C’est, en vérité, un charmant pays aujourd’hui que ce Paris, dans lequel j’entreprends un voyage. Depuis longtemps et partout, il y a des choses qui se vendent, même des choses qui perdent tout leur prix quand elles sont vendues. Mais les idées libérales ont singulièrement pris le dessus; on a renversé une foule d’abus qui ont longtemps régné sur la société. Autrefois, il y avait une aristocratie dans laquelle ne pouvaient entrer que quelques personnes privilégiées; il fallait, pour être du monde et du beau monde, il fallait que le hasard vous fît sortir d’une bonne famille et vous donnât un beau nom.

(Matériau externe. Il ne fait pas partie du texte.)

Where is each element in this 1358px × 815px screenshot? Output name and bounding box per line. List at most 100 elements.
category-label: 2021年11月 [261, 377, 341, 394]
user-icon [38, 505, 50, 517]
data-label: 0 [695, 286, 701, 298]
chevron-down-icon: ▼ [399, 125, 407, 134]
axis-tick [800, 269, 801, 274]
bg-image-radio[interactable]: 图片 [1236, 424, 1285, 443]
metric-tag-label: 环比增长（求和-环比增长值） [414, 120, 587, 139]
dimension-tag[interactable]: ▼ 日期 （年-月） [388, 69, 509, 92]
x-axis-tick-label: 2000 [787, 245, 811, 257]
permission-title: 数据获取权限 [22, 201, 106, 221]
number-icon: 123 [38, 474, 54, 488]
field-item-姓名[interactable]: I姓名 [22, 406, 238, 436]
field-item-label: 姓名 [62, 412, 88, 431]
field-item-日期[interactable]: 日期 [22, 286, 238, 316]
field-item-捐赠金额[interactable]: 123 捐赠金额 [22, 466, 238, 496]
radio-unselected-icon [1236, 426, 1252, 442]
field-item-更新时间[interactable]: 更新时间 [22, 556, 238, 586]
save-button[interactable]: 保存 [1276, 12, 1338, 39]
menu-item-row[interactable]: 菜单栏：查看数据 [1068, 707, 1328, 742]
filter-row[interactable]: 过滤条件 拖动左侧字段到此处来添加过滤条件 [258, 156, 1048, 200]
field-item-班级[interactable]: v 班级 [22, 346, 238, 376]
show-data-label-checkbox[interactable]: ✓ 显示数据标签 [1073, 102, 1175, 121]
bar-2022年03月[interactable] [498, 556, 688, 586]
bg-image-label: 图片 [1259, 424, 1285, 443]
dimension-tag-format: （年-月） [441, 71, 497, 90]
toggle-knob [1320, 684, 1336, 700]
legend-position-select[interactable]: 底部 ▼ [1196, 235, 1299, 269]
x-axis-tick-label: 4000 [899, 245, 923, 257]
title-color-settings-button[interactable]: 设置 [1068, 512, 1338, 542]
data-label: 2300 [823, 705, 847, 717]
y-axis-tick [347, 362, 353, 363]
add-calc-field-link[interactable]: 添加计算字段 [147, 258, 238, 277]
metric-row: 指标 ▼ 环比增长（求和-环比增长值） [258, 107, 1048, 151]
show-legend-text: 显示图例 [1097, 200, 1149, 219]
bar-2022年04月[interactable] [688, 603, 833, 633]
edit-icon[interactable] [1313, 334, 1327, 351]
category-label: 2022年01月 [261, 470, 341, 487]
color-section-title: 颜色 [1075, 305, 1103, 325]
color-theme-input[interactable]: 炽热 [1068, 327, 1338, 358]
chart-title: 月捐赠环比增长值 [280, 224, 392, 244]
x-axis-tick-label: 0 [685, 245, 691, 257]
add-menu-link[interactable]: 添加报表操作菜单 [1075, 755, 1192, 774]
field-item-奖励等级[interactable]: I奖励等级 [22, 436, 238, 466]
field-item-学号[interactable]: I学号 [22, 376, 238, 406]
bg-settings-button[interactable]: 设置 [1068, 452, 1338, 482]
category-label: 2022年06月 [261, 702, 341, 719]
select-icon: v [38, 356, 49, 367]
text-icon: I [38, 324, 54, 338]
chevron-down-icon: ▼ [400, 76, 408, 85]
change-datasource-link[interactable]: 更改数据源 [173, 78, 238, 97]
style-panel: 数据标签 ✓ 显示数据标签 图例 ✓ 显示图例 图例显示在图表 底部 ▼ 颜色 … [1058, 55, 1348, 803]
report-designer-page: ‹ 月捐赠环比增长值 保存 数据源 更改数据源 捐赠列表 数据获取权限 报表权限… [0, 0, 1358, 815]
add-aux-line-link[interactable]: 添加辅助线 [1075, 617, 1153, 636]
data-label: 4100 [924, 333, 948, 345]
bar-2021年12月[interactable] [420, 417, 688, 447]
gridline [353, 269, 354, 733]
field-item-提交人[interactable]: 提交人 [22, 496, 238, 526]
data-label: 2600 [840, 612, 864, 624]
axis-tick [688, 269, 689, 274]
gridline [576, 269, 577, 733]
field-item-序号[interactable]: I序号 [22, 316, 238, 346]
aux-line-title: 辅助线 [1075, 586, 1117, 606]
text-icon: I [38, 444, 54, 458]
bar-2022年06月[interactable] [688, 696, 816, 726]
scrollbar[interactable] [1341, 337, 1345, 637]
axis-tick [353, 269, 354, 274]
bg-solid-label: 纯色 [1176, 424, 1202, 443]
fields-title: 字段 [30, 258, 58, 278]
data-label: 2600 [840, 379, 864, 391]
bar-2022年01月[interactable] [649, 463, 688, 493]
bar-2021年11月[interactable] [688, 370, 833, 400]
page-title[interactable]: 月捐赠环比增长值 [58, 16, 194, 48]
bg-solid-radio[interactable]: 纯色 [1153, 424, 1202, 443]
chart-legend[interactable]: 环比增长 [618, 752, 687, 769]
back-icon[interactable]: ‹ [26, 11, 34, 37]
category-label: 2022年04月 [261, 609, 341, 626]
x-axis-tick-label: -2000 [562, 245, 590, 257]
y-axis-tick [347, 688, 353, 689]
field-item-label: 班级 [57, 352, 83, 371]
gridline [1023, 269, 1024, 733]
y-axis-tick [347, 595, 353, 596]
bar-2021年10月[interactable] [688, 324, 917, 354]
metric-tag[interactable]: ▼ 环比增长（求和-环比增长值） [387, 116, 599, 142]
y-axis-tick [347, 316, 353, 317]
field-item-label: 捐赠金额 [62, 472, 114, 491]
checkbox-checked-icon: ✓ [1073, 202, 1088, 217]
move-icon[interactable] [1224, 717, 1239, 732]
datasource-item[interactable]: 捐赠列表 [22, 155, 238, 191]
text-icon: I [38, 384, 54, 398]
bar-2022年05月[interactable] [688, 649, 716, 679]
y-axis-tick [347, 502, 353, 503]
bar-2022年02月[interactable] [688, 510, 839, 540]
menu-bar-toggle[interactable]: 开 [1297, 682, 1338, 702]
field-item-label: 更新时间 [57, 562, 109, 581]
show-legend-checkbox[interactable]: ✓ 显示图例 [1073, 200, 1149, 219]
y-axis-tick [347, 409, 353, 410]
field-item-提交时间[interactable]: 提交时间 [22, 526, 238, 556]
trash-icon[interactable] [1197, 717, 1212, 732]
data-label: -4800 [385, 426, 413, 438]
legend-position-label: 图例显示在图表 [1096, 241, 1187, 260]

A la rigueur, vous étiez encore un homme comme il faut, quoique déjà dans un rang inférieur, si vous aviez fait quelque belle action à la guerre, si vous étiez un grand poëte, un grand musicien ou un grand peintre. Ces odieux privilèges ont disparu, et c’est bien plus commode.
Je viens d’envoyer mon domestique m’acheter, pour deux francs cinquante centimes, une paire de gants d’une certaine nuance de jaune qui suffit pour me ranger parmi les gens de bonne société. Je sais qu’on a des gants à peu près pareils pour vingt-neuf sous; mais les gens délicats ne s’y laissent pas prendre. Avec des gants à vingt-neuf sous, on est ce qu’était autrefois la noblesse trop nouvelle, la noblesse dont les titres n’étaient pas bien établis. Une mercière peut faire maintenant tout ce que faisaient alors d’Hozier et les autres généalogistes. L’aristocratie admet beaucoup plus de monde depuis qu’elle se compose des gens qui possèdent cinquante sous; pour cinquante sous, on s’attire tout autant de considération, d’égards et même d’envie et de haine, qu’en pouvait exciter l’ancienne aristocratie.

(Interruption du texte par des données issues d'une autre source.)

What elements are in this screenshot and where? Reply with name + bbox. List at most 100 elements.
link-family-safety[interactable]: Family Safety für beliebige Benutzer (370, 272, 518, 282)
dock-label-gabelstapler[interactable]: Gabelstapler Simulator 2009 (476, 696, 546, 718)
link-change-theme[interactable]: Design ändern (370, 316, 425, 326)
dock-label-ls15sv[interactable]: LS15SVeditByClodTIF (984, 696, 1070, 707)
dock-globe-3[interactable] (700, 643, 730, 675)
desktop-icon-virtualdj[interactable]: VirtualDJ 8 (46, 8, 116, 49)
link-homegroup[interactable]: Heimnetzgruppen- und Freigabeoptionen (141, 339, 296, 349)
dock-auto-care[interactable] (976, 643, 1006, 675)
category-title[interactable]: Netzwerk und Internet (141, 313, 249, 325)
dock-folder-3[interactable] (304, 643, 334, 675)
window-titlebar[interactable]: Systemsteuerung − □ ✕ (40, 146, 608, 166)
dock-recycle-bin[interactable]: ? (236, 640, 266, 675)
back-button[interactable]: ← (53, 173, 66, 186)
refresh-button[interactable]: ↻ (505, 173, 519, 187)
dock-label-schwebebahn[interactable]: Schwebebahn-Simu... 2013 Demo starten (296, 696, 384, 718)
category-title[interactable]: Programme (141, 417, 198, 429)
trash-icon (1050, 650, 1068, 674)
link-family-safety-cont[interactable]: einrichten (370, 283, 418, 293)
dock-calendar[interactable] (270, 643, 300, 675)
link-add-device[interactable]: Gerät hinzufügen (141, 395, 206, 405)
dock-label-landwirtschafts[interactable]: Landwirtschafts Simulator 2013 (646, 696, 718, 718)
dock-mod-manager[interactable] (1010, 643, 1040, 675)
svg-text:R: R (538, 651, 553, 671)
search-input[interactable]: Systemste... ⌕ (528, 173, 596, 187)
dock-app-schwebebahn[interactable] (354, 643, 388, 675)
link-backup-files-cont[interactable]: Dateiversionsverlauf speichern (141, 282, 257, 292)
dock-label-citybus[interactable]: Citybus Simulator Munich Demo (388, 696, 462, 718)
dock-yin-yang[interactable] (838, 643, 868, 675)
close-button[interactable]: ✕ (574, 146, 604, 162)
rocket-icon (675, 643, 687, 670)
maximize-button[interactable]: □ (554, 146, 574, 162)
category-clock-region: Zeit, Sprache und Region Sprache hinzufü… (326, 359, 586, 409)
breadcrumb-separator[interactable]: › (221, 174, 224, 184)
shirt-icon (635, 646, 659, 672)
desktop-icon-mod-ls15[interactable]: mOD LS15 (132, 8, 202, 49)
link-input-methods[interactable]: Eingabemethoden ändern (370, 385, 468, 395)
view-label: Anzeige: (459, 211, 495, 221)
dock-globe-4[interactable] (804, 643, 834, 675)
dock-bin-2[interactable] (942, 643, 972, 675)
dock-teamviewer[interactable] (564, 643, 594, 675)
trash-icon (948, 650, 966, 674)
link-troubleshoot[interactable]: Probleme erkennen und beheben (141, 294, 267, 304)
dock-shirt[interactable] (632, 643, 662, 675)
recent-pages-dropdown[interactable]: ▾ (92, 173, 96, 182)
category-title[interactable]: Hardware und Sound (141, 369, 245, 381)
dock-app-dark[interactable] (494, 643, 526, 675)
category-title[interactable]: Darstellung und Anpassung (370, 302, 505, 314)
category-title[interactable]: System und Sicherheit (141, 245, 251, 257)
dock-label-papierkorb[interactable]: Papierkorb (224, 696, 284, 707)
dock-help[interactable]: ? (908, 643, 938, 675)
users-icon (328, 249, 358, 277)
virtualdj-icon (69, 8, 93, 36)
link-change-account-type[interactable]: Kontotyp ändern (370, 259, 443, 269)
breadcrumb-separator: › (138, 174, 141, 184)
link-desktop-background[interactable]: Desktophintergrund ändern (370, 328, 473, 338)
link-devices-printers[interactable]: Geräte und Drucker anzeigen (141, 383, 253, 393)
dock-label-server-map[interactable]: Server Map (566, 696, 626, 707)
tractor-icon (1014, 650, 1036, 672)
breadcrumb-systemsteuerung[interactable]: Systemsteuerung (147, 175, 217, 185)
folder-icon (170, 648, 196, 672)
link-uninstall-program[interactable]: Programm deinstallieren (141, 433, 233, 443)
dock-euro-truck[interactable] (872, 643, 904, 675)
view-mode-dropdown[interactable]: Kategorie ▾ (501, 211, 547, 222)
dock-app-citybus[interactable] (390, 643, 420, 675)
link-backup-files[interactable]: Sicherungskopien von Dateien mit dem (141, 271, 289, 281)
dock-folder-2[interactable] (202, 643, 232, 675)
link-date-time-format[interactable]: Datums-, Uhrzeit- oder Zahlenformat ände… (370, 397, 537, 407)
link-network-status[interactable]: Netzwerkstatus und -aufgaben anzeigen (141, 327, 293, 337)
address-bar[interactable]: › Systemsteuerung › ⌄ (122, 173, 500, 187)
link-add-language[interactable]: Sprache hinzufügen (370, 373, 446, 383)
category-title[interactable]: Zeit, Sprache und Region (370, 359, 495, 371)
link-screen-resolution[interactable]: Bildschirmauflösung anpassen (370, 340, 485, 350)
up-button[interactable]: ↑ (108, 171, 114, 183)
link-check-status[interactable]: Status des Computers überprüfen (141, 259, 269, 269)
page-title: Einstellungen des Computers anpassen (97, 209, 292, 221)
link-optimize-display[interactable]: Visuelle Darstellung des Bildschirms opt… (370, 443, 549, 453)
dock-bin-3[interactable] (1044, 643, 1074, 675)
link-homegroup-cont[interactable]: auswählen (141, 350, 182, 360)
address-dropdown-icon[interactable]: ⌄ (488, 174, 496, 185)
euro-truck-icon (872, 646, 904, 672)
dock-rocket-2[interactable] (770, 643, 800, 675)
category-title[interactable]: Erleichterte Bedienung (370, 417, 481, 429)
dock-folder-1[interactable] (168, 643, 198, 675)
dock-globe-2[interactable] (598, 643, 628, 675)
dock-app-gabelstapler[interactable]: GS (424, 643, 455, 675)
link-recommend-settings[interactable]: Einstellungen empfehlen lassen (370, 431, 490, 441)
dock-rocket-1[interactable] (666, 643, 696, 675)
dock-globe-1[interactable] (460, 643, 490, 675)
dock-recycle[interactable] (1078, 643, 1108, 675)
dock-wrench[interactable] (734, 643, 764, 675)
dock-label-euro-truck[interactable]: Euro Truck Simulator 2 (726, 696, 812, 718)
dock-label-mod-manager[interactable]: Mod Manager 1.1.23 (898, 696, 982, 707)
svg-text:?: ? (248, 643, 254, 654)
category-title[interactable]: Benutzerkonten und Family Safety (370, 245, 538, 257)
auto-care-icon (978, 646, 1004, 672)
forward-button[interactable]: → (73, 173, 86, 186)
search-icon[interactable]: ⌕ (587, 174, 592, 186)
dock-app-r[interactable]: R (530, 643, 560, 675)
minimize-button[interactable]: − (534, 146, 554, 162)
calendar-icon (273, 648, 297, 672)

Par le même progrès, on a bien aplani les chemins qui mènent aux honneurs, aux dignités et au pouvoir; autrefois, il fallait apprendre les lois, la politique, etc.; il fallait conquérir une grande réputation d’intégrité ou de capacité: cela excluait assez souvent les niais, les imbéciles, les sots, les ignorants, les fripons, en un mot une notable partie des habitants du pays: mais cet abus odieux avait duré trop longtemps; un pauvre diable qui naissait bête avec beaucoup de travail, d’audace, d’opiniâtreté, arrivait à devenir un sot, et voilà tout. Mais, aujourd’hui qu’il suffit, pour avoir part au gouvernement, de posséder un certain nombre de fenêtres, ceux qui n’en ont pas de naissance, et qui ont de l’intelligence, trouvent bien moyen d’en épouser quelques-unes, ou ils en gagnent, ou ils en volent: cela est à la portée de tout le monde.

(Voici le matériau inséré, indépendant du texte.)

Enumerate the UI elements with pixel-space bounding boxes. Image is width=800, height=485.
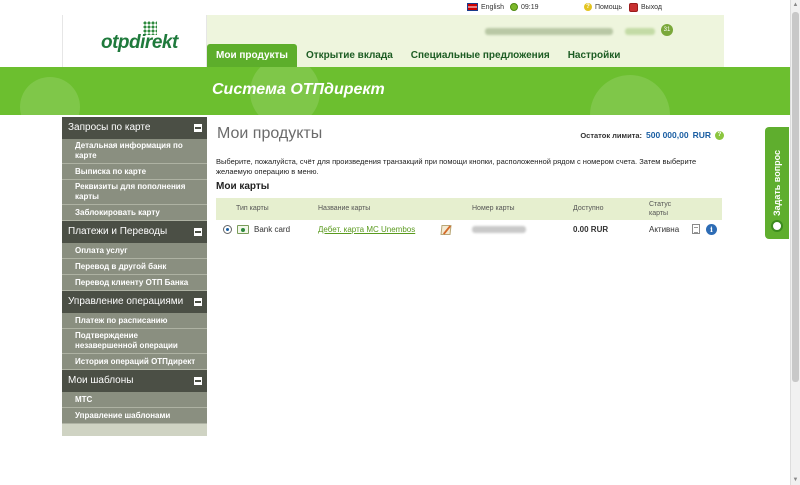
user-name-redacted (485, 28, 613, 35)
session-time: 09:19 (521, 3, 539, 11)
chat-icon (771, 220, 783, 232)
page-title: Мои продукты (217, 125, 323, 142)
bank-card-icon (237, 225, 249, 234)
card-number-redacted (472, 226, 526, 233)
banner-decoration (590, 75, 670, 115)
sidebar-section-title: Платежи и Переводы (68, 226, 168, 237)
help-label: Помощь (595, 3, 623, 11)
collapse-icon[interactable] (194, 228, 202, 236)
sidebar-item-card-details[interactable]: Детальная информация по карте (62, 139, 207, 164)
language-label: English (481, 3, 504, 11)
column-header-available: Доступно (573, 205, 604, 212)
help-icon: ? (584, 3, 592, 11)
logout-icon (629, 3, 638, 12)
column-header-type: Тип карты (236, 205, 269, 212)
tab-special-offers[interactable]: Специальные предложения (402, 44, 559, 67)
sidebar-section-title: Мои шаблоны (68, 375, 134, 386)
banner-decoration (20, 77, 80, 115)
user-link-redacted[interactable] (625, 28, 655, 35)
help-link[interactable]: ? Помощь (584, 3, 622, 11)
header: otpdirekt 31 Мои продукты Открытие вклад… (0, 15, 800, 67)
uk-flag-icon (467, 3, 478, 11)
sidebar-section-templates[interactable]: Мои шаблоны (62, 370, 207, 392)
sidebar-item-template-mts[interactable]: МТС (62, 392, 207, 408)
sidebar-section-payments[interactable]: Платежи и Переводы (62, 221, 207, 243)
session-clock: 09:19 (510, 3, 539, 11)
collapse-icon[interactable] (194, 377, 202, 385)
main-content: Мои продукты Остаток лимита: 500 000,00 … (207, 117, 724, 457)
column-header-status: Статус карты (649, 201, 672, 217)
logout-link[interactable]: Выход (629, 3, 662, 12)
limit-label: Остаток лимита: (580, 130, 643, 140)
sidebar-item-pay-services[interactable]: Оплата услуг (62, 243, 207, 259)
messages-badge[interactable]: 31 (661, 24, 673, 36)
collapse-icon[interactable] (194, 298, 202, 306)
tab-settings[interactable]: Настройки (559, 44, 630, 67)
tab-open-deposit[interactable]: Открытие вклада (297, 44, 402, 67)
sidebar-item-transfer-other-bank[interactable]: Перевод в другой банк (62, 259, 207, 275)
card-status: Активна (649, 225, 680, 234)
sidebar-section-operations[interactable]: Управление операциями (62, 291, 207, 313)
limit-currency: RUR (692, 130, 711, 140)
sidebar-section-title: Управление операциями (68, 296, 184, 307)
cards-table-header: Тип карты Название карты Номер карты Дос… (216, 198, 722, 220)
card-available: 0.00 RUR (573, 225, 609, 234)
card-select-radio[interactable] (223, 225, 232, 234)
column-header-name: Название карты (318, 205, 371, 212)
sidebar-item-topup-details[interactable]: Реквизиты для пополнения карты (62, 180, 207, 205)
card-name-link[interactable]: Дебет. карта MC Unembos (318, 225, 415, 234)
tab-my-products[interactable]: Мои продукты (207, 44, 297, 67)
sidebar-section-title: Запросы по карте (68, 122, 151, 133)
table-row[interactable]: Bank card Дебет. карта MC Unembos 0.00 R… (216, 221, 722, 239)
main-tabs: Мои продукты Открытие вклада Специальные… (207, 44, 629, 67)
card-type: Bank card (254, 225, 291, 234)
banner-title: Система ОТПдирект (212, 81, 385, 98)
scrollbar-thumb[interactable] (792, 12, 799, 382)
scroll-up-icon[interactable]: ▲ (792, 1, 799, 9)
limit-value: 500 000,00 (646, 130, 689, 140)
logo[interactable]: otpdirekt (62, 15, 207, 67)
sidebar-item-operations-history[interactable]: История операций ОТПдирект (62, 354, 207, 370)
sidebar-section-card-requests[interactable]: Запросы по карте (62, 117, 207, 139)
limit-info: Остаток лимита: 500 000,00 RUR ? (580, 130, 724, 140)
language-switch[interactable]: English (467, 3, 504, 11)
edit-icon[interactable] (440, 225, 452, 235)
logout-label: Выход (641, 4, 662, 11)
cards-section-title: Мои карты (216, 181, 270, 192)
collapse-icon[interactable] (194, 124, 202, 132)
instructions-text: Выберите, пожалуйста, счёт для произведе… (216, 157, 697, 176)
sidebar-item-manage-templates[interactable]: Управление шаблонами (62, 408, 207, 424)
help-icon[interactable]: ? (715, 130, 724, 140)
info-icon[interactable]: i (706, 224, 717, 235)
sidebar-item-transfer-otp-client[interactable]: Перевод клиенту ОТП Банка (62, 275, 207, 291)
page-scrollbar[interactable]: ▲ ▼ (790, 0, 800, 485)
clock-icon (510, 3, 518, 11)
sidebar-item-card-statement[interactable]: Выписка по карте (62, 164, 207, 180)
ask-question-tab[interactable]: Задать вопрос (765, 127, 789, 239)
ask-question-label: Задать вопрос (772, 149, 782, 217)
logo-text: otpdirekt (101, 32, 178, 53)
scroll-down-icon[interactable]: ▼ (792, 476, 799, 484)
sidebar-item-confirm-pending[interactable]: Подтверждение незавершенной операции (62, 329, 207, 354)
sidebar-item-block-card[interactable]: Заблокировать карту (62, 205, 207, 221)
sidebar: Запросы по карте Детальная информация по… (62, 117, 207, 436)
sidebar-item-scheduled-payment[interactable]: Платеж по расписанию (62, 313, 207, 329)
column-header-number: Номер карты (472, 205, 515, 212)
document-icon[interactable] (692, 224, 700, 234)
banner: Система ОТПдирект (0, 67, 800, 115)
top-utility-bar: English 09:19 ? Помощь Выход (0, 0, 800, 15)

J’ai mes gants... mes gants jaunes. Que me faut-il encore pour sortir? Une canne. Qu’est-ce qu’une canne? C’est un bâton. Ce doit être un bâton noueux, très fort... sur lequel on peut s’appuyer lorsqu’on est fatigué, avec lequel on peut se défendre en cas de mauvaise rencontre? Nullement; la police ne s’est pas encore expliquée sur les bâtons; mais, en général, elle ne veut pas que les honnêtes gens soient armés: toute canne à dard, tout poignard, tout couteau, tout pistolet, expose celui qui le porte à payer une amende de quinze francs. Le bourgeois honnête qui ne veut pas avoir de démêlés avec la justice, se donne bien garde d’en porter. Le voleur, l’assassin, qui, dans l’exercice de son état, s’expose à l’échafaud, se soucie peu d’encourir quinze francs d’amende en sus de la mort. C’est fort commode pour MM. les voleurs et MM. les assassins.
Si, d’une part, la police ne veut pas que les bourgeois soient armés, d’autre part la mode veut qu’on porte de petites badines minces, légères, fragiles, qui se brisent si on les laisse tomber. La canne est un ornement, comme une épingle à la chemise.